Woody Harrelson Stars as the WWII Doctor Who Saved Thousands in 'The Man with the Miraculous Hands'

Sailors aboard the Arleigh Burke-class guided missile destroyer USS Halsey pose for a photograph with actors Patrick Wilson and Woody Harrelson. (U.S. Navy/Mass Communication Specialist Seaman Aja Bleu Jackson)

In April 1945, with the Red Army in Berlin and the Western Allies closing in on the rest of Germany, physical therapist Felix Kersten set up what had to be the most uncomfortable meeting ever held.

Just 60 miles north of Berlin, he arranged a summit between representatives of the World Jewish Congress and the world's most devout Nazi, SS-Reichsführer Heinrich Himmler, who was dedicated to carrying out German dictator Adolf Hitler's order to kill all the remaining Jewish people still held in concentration camps. The goal of the meeting was to convince Himmler not to carry out Hitler's order. Kersten and WJC members would ultimately convince Himmler that the Western allies would agree to a separate peace and turn the war against the communist Soviet Union. The agreement saved an estimated 60,000 Jewish prisoners.

The upcoming film "The Man with the Miraculous Hands" is a World War II-set psychological thriller that will star Woody Harrelson ("Zombieland") as Kersten and Andy Serkis ("The Lord of the Rings") as Himmler. 

Felix Kersten (left) with Reichsfuhrer Henrich Himmler.

"The Man with the Miraculous Hands" is set in 1939, before World War II kicked off in Europe and at a time when the real Kersten was a renowned physical therapist. Tending to clients from royal European families and even the son-in-law of Fascist dictator Benito Mussolini, his skills caught the attention of Himmler, who invited Kersten to be his personal therapist.

The talented doctor was German by birth, but came to Finland with German forces during the 1918 Finnish Civil War. He stayed in Finland and gained Finnish citizenship, but feared for his life if he turned down Himmler's invitation. Because he was able to alleviate Himmler's physical pains, the reichsführer placed significant trust in Kersten, giving the doctor the unprecedented ability to influence one of the Nazi regime's most powerful men. Kersten would use this influence to obtain the release of many concentration camp prisoners, including Jews, homosexuals, and other Nazi-labeled "undesirables."
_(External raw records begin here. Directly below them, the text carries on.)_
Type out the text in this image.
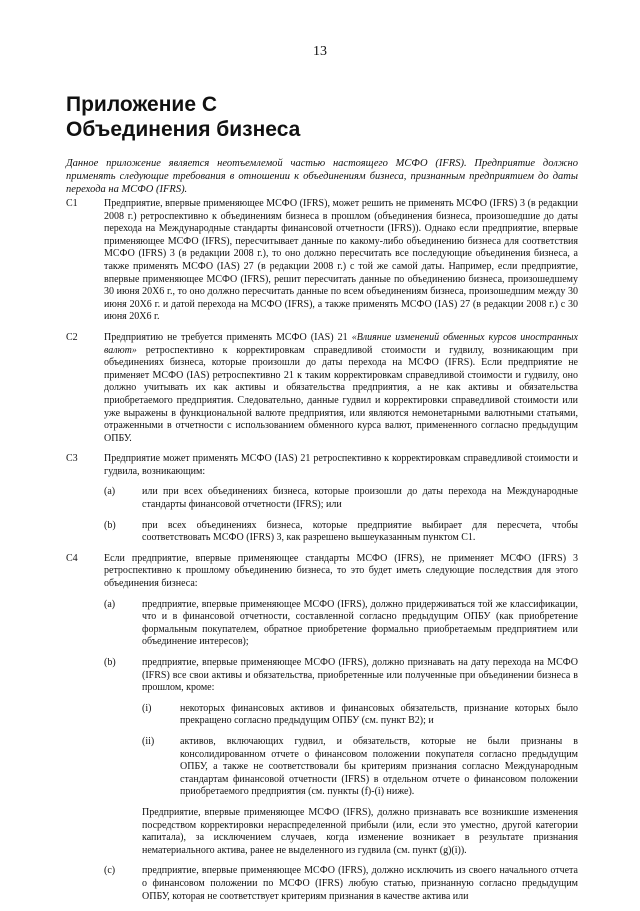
13
Приложение С
Объединения бизнеса

Данное приложение является неотъемлемой частью настоящего МСФО (IFRS). Предприятие должно применять следующие требования в отношении к объединениям бизнеса, признанным предприятием до даты перехода на МСФО (IFRS).

С1	Предприятие, впервые применяющее МСФО (IFRS), может решить не применять МСФО (IFRS) 3 (в редакции 2008 г.) ретроспективно к объединениям бизнеса в прошлом (объединения бизнеса, произошедшие до даты перехода на Международные стандарты финансовой отчетности (IFRS)). Однако если предприятие, впервые применяющее МСФО (IFRS), пересчитывает данные по какому-либо объединению бизнеса для соответствия МСФО (IFRS) 3 (в редакции 2008 г.), то оно должно пересчитать все последующие объединения бизнеса, а также применять МСФО (IAS) 27 (в редакции 2008 г.) с той же самой даты. Например, если предприятие, впервые применяющее МСФО (IFRS), решит пересчитать данные по объединению бизнеса, произошедшему 30 июня 20X6 г., то оно должно пересчитать данные по всем объединениям бизнеса, произошедшим между 30 июня 20X6 г. и датой перехода на МСФО (IFRS), а также применять МСФО (IAS) 27 (в редакции 2008 г.) с 30 июня 20X6 г.

С2	Предприятию не требуется применять МСФО (IAS) 21 «Влияние изменений обменных курсов иностранных валют» ретроспективно к корректировкам справедливой стоимости и гудвилу, возникающим при объединениях бизнеса, которые произошли до даты перехода на МСФО (IFRS). Если предприятие не применяет МСФО (IAS) ретроспективно 21 к таким корректировкам справедливой стоимости и гудвилу, оно должно учитывать их как активы и обязательства предприятия, а не как активы и обязательства приобретаемого предприятия. Следовательно, данные гудвил и корректировки справедливой стоимости или уже выражены в функциональной валюте предприятия, или являются немонетарными валютными статьями, отраженными в отчетности с использованием обменного курса валют, примененного согласно предыдущим ОПБУ.

С3	Предприятие может применять МСФО (IAS) 21 ретроспективно к корректировкам справедливой стоимости и гудвила, возникающим:

(a)	или при всех объединениях бизнеса, которые произошли до даты перехода на Международные стандарты финансовой отчетности (IFRS); или

(b)	при всех объединениях бизнеса, которые предприятие выбирает для пересчета, чтобы соответствовать МСФО (IFRS) 3, как разрешено вышеуказанным пунктом С1.

С4	Если предприятие, впервые применяющее стандарты МСФО (IFRS), не применяет МСФО (IFRS) 3 ретроспективно к прошлому объединению бизнеса, то это будет иметь следующие последствия для этого объединения бизнеса:

(a)	предприятие, впервые применяющее МСФО (IFRS), должно придерживаться той же классификации, что и в финансовой отчетности, составленной согласно предыдущим ОПБУ (как приобретение формальным покупателем, обратное приобретение формально приобретаемым предприятием или объединение интересов);

(b)	предприятие, впервые применяющее МСФО (IFRS), должно признавать на дату перехода на МСФО (IFRS) все свои активы и обязательства, приобретенные или полученные при объединении бизнеса в прошлом, кроме:

(i)	некоторых финансовых активов и финансовых обязательств, признание которых было прекращено согласно предыдущим ОПБУ (см. пункт B2); и

(ii)	активов, включающих гудвил, и обязательств, которые не были признаны в консолидированном отчете о финансовом положении покупателя согласно предыдущим ОПБУ, а также не соответствовали бы критериям признания согласно Международным стандартам финансовой отчетности (IFRS) в отдельном отчете о финансовом положении приобретаемого предприятия (см. пункты (f)-(i) ниже).

Предприятие, впервые применяющее МСФО (IFRS), должно признавать все возникшие изменения посредством корректировки нераспределенной прибыли (или, если это уместно, другой категории капитала), за исключением случаев, когда изменение возникает в результате признания нематериального актива, ранее не выделенного из гудвила (см. пункт (g)(i)).

(c)	предприятие, впервые применяющее МСФО (IFRS), должно исключить из своего начального отчета о финансовом положении по МСФО (IFRS) любую статью, признанную согласно предыдущим ОПБУ, которая не соответствует критериям признания в качестве актива или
But Kersten also used his position near the top of the German hierarchy to play a dangerous game. He informed the Finnish government about the Nazi concentration camps at a time when they were only speculation; he also provided information to American intelligence operatives in Finland. The meeting he set up toward the end of the war was the culmination of years of working behind the scenes to help prisoners of the regime escape to safety. If he had been caught, he would have ended up in a camp or outright executed himself.

Production of "The Man with the Miraculous Hands" is set to begin in late 2024. Oren Moverman ("The Messenger"), who wrote the script for the film, is also slated to direct.